Reporters sans frontières (RSF) condamne la disproportion du traitement réservé à deux journalistes suisses qui ont été longuement interrogés et mis à l’isolement pendant plus de 50 heures après avoir été arrêtés en marge d’un reportage sur l’inauguration du musée Louvre Abu Dhabi.
Alors qu’ils se trouvaient en reportage dans la capitale émiratie pour l’émission Mise au Point de la Radio Télévision Suisse (RTS) à l’occasion de l’ouverture du Louvre Abu Dhabi, le journaliste Serge Enderlin et le caméraman Jon Bjorgvinsson ont été interpellés jeudi alors qu’ils filmaient dans un marché en plein air dans un quartier où vivent des dizaines de milliers de travailleurs immigrés.
Mis à l’isolement, les journalistes ont été interrogés à de multiples reprises dans différents lieux.
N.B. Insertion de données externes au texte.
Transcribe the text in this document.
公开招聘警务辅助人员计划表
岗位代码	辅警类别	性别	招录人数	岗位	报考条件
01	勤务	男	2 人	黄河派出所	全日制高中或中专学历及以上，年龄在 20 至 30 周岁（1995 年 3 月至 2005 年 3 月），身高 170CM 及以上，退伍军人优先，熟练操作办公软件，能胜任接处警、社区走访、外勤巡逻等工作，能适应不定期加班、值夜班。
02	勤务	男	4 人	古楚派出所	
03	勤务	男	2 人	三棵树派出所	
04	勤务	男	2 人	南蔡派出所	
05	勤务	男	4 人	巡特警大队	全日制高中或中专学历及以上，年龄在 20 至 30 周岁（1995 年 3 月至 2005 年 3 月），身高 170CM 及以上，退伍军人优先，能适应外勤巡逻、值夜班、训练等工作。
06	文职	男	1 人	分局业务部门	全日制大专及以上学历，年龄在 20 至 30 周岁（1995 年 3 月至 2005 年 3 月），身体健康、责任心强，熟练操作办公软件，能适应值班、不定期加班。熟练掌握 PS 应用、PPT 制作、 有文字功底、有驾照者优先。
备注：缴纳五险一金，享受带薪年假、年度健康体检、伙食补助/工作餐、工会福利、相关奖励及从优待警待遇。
Ils expliquent avoir été transférés dans plusieurs lieux, à chaque fois les yeux bandés. Certains interrogatoires ont duré dix heures d’affilée. Au terme d’une “guerre nerveuse “ pour reprendre les termes de Serge Enderlin, les journalistes ont été contraints de communiquer les codes d’accès de leur téléphone et de signer des aveux “sur tout et n’importe quoi” pour pouvoir être libérés.
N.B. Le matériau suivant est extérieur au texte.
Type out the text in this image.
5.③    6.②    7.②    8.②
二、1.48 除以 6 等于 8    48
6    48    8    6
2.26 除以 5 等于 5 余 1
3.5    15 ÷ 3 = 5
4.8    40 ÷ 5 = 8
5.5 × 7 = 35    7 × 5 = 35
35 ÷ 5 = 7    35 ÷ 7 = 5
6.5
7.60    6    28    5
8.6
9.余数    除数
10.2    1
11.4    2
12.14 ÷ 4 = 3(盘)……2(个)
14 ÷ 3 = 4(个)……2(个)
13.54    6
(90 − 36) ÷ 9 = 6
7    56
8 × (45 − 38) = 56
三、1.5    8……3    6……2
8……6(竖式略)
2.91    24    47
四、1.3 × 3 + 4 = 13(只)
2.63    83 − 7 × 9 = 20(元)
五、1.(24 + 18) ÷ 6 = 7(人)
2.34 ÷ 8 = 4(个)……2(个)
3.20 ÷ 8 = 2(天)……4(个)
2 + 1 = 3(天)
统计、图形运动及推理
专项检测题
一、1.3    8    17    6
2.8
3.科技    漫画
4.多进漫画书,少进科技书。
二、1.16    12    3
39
Nous condamnons fermement la réaction disproportionnée des autorités vis à vis des journalistes étrangers qui n’ont fait que leur métier, déclare Alexandra El Khazen, responsable du bureau Moyen-Orient de l’organisation. L’interpellation, la détention prolongée de ces journalistes et surtout l’obtention d’aveux sous la contrainte, relève de la pratique d’intimidation et démontre une méfiance excessive à l’encontre des médias qui souhaitent couvrir des sujets sensibles. Nous demandons par ailleurs aux autorités émiraties de restituer immédiatement le matériel confisqué lors de cette arrestation”.
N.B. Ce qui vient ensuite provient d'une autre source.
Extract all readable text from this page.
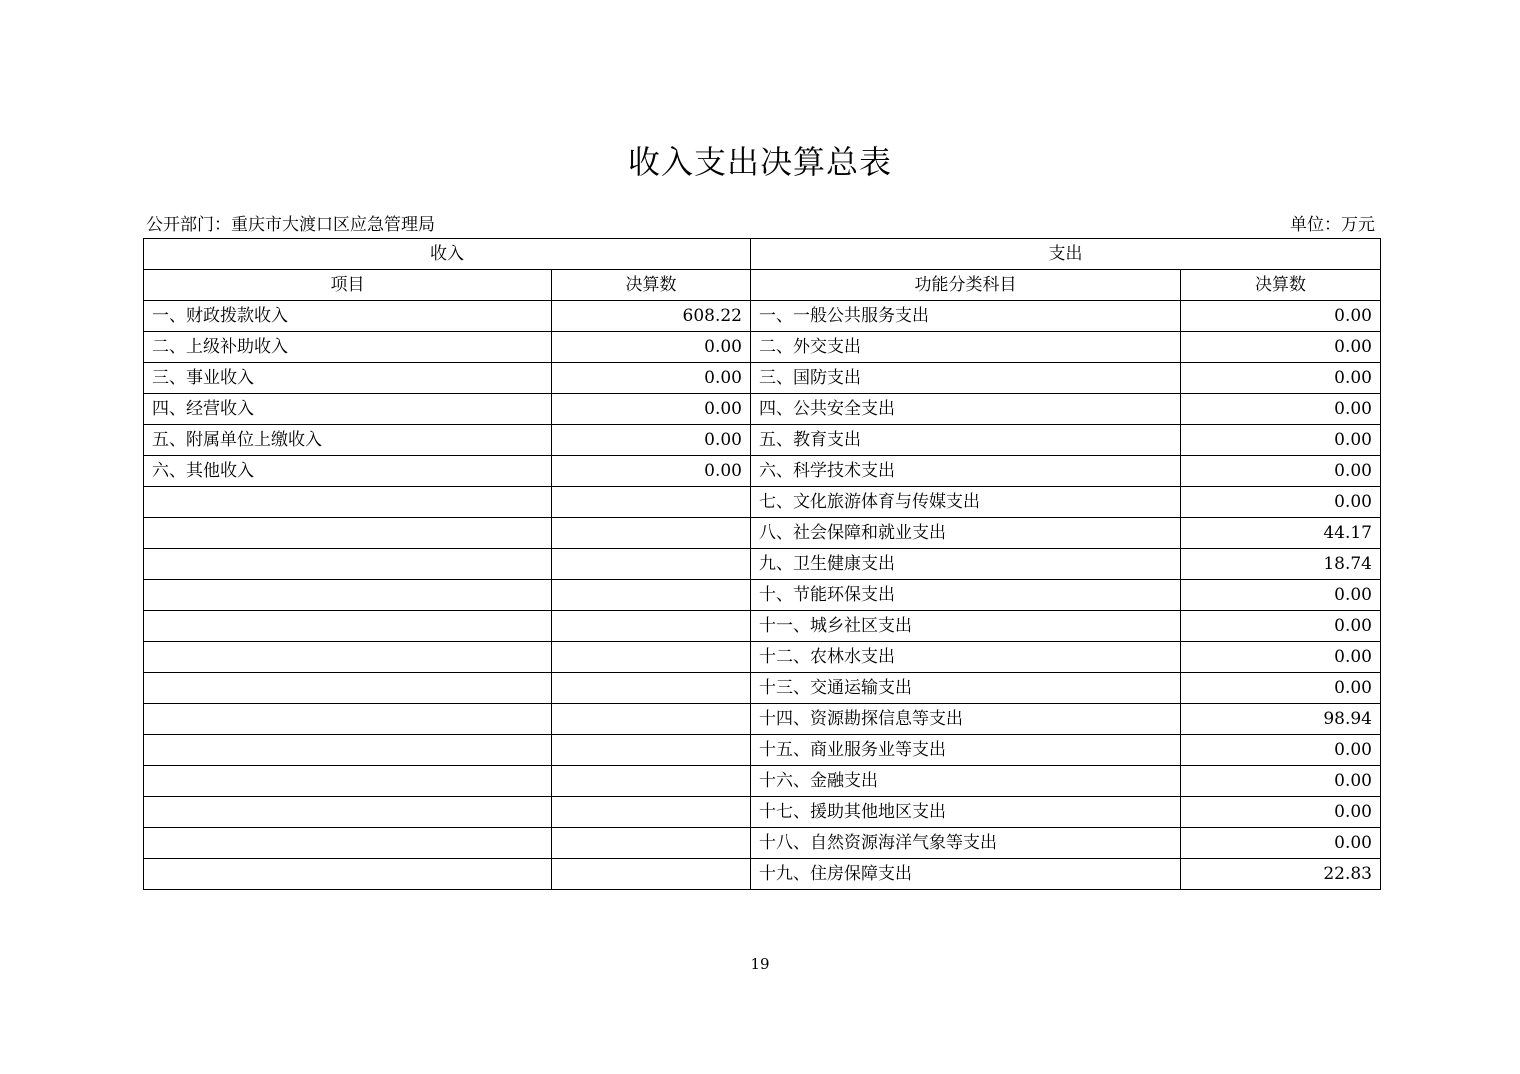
收入支出决算总表
公开部门：重庆市大渡口区应急管理局	单位：万元
收入		支出	
项目	决算数	功能分类科目	决算数
一、财政拨款收入	608.22	一、一般公共服务支出	0.00
二、上级补助收入	0.00	二、外交支出	0.00
三、事业收入	0.00	三、国防支出	0.00
四、经营收入	0.00	四、公共安全支出	0.00
五、附属单位上缴收入	0.00	五、教育支出	0.00
六、其他收入	0.00	六、科学技术支出	0.00
		七、文化旅游体育与传媒支出	0.00
		八、社会保障和就业支出	44.17
		九、卫生健康支出	18.74
		十、节能环保支出	0.00
		十一、城乡社区支出	0.00
		十二、农林水支出	0.00
		十三、交通运输支出	0.00
		十四、资源勘探信息等支出	98.94
		十五、商业服务业等支出	0.00
		十六、金融支出	0.00
		十七、援助其他地区支出	0.00
		十八、自然资源海洋气象等支出	0.00
		十九、住房保障支出	22.83
19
Relâchés dans la nuit de samedi à dimanche, les deux journalistes ont pu regagner la Suisse, mais ont dû laisser derrière eux tout leur matériel – caméra, ordinateur et disques durs – saisi lors de leur arrestation.
L’équipe de la RTS qui avait été accréditée pour l’inauguration du musée le Louvre Abu Dhabi, avait également sollicité une demande d’autorisation de tournage, qui était toujours en cours de traitement. Les autorités leur ont reproché d’avoir filmé des travailleurs originaires du Pakistan, sur un marché de la périphérie de la capitale émiratie. Durant leur interrogatoire, la police a cherché à connaître les motivations de leur reportage et aussi à savoir s’ils collaboraient avec des ONG ou des Etats tiers. Les difficiles conditions de travail des ouvriers immigrés reste un sujet tabou aux Emirats, notamment pour la couverture critique qu’en a fait un certain nombre d’ONG, telles que Human Rights Watch (HRW).
Les Emirats arabes unis figurent à la 119e du Classement de la liberté de la presse établi par RSF.